Oysa; sadece davalı ... vekilinin temyizi üzerine ilk hükmün bozulduğu ve bozma ilamının kapsamı; davacı tarafın ilk hükmü temyiz etmediği ve ilk hükme esas alınan 09.08.2012 havale tarihli raporu ile asgari ücretin neti üzerinden yapılan hesaba ilişkin davacı tarafın temyizinin bulunmadığı; hesap raporundaki maddi tazminatın davacı bakımından kesinleştiği ve davalı taraf lehine usuli kazanılmış hak oluştuğu dikkate alınmalıdır. İlk hükmü temyiz etmeyen davacı lehine olacak biçimde, daha yüksek gelir üzerinden ve güncel veriler dahilinde yeniden hesap yaptırılıp tazminatın belirlenmesi, davalı yararına oluşan usuli kazanılmış hakları ihlal edecektir (HGK"nun 18.02.2020
tarih, 2016/21-817 Esas ve 2020/167 Karar sayılı ilamı da bu yöndedir).
Açıklanan vakıalar karşısında mahkemece; bozma öncesindeki 09.08.2012 tarihli hesap raporu ile davalı taraf lehine oluşan kazanılmış hakkın korunmasını sağlayacak biçimde ve sadece önceki bozma ilamımızda belirtilen bakiye ömrün belirlenmesi yönünden PMF tablosunun esas alınması gerekirken, yanılgılı değerlendirmeyle, yazılı biçimde hüküm tesisi bozmayı gerektirmiştir.
3-Manevi tazminat zenginleşme aracı olmamakla beraber, bu yöndeki talep hakkındaki hüküm kurulurken olay sebebiyle duyulan acı ve elemin kısmen de olsa giderilmesi amaçlanmalı ve bu sebeple tarafların sosyal ve ekonomik durumları ile birlikte olayın meydana geliş şekli ve tarafların kusur durumu da gözönünde tutularak, 6098 sayılı B.K.’nın 56.maddesindeki (818 sayılı BK"nın 47. maddesi) özel haller dikkate alınarak, hak ve nasafet kuralları çerçevesinde bir sonuca varılmalıdır.
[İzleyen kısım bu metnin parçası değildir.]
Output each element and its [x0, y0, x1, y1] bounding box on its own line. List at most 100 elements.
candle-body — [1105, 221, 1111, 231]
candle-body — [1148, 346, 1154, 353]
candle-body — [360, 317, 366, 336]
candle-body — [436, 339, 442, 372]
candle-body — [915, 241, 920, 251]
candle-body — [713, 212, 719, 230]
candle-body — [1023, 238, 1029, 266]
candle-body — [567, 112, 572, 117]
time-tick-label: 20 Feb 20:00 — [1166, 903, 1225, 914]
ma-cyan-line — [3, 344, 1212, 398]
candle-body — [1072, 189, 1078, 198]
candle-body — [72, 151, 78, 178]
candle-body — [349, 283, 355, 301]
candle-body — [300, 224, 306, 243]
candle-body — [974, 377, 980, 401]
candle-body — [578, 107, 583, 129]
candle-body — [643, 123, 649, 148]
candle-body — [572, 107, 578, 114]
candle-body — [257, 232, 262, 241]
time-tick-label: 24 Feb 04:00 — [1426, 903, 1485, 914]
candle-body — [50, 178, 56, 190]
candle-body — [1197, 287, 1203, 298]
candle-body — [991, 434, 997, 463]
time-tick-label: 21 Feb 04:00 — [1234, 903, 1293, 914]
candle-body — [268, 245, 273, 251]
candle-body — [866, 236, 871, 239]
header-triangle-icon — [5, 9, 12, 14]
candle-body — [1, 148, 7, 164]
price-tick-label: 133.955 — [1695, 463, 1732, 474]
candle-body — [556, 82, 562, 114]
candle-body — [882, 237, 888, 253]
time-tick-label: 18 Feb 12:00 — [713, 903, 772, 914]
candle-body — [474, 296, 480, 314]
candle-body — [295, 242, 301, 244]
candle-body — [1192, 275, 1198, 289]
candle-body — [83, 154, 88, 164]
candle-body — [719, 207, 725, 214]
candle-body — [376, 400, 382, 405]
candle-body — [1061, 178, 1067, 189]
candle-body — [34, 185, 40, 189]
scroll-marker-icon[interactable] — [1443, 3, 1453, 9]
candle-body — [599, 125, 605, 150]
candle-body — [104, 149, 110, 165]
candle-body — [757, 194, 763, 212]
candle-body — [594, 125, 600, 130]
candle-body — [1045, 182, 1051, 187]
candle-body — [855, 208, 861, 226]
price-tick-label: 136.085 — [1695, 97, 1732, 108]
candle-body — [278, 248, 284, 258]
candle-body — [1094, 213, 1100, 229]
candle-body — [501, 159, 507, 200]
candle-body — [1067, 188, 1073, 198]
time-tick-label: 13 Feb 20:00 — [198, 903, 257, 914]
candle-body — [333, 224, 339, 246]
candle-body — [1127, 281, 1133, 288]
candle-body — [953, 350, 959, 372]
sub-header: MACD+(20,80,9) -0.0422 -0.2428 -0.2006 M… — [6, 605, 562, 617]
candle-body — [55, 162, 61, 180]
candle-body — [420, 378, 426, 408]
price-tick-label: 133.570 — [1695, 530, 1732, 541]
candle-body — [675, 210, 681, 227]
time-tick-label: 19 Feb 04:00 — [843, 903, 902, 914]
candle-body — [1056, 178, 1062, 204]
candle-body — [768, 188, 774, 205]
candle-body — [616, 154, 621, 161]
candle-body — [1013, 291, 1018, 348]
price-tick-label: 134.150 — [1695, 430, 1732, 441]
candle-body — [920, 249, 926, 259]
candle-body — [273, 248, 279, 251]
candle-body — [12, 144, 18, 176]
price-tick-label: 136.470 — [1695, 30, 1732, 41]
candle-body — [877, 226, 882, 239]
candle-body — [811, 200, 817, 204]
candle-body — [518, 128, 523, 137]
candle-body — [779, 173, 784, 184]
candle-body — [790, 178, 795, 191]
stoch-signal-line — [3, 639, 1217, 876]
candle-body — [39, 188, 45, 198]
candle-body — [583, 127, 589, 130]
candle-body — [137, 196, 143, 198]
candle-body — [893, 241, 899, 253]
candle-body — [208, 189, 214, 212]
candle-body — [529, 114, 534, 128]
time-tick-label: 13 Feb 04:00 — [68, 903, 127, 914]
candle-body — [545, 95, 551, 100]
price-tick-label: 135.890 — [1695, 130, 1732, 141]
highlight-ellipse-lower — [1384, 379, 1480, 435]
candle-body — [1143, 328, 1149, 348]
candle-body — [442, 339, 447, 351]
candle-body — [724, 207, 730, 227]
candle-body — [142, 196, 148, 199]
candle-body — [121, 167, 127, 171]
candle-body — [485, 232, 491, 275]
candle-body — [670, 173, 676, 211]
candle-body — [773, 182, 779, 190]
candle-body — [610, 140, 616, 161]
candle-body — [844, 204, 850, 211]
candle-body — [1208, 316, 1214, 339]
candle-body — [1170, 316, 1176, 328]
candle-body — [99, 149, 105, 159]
Zira, M.K"nın 4. maddesinde, kanunun takdir hakkı verdiği hallerde hakimin hak ve nasafete göre hükmedeceği öngörülmüştür.
Buna göre, davacı ... için takdir olunan manevi tazminatın az olduğu görülmüş ve hakkaniyete uygun şekilde manevi tazminata hükmedilmek üzere kararın bozulması gerekmiştir.
SONUÇ: Yukarıda (1) numaralı bentte açıklanan nedenlerle asıl ve birleşen davada davacı ... vekili ile birleşen davalarda davalı ... vekilinin sair temyiz itirazlarının REDDİNE, (2) numaralı bentte açıklanan nedenlerle davalı ... vekilinin, (3) numaralı bentte açıklanan nedenlerle davacı ... vekilinin temyiz itirazlarının kabulü ile hükmün BOZULMASINA, peşin alınan harcın istek halinde temyiz eden asıl ve birleşen davada davacı ..."ya geri verilmesine 03.03.2021 tarihinde oybirliğiyle karar verildi.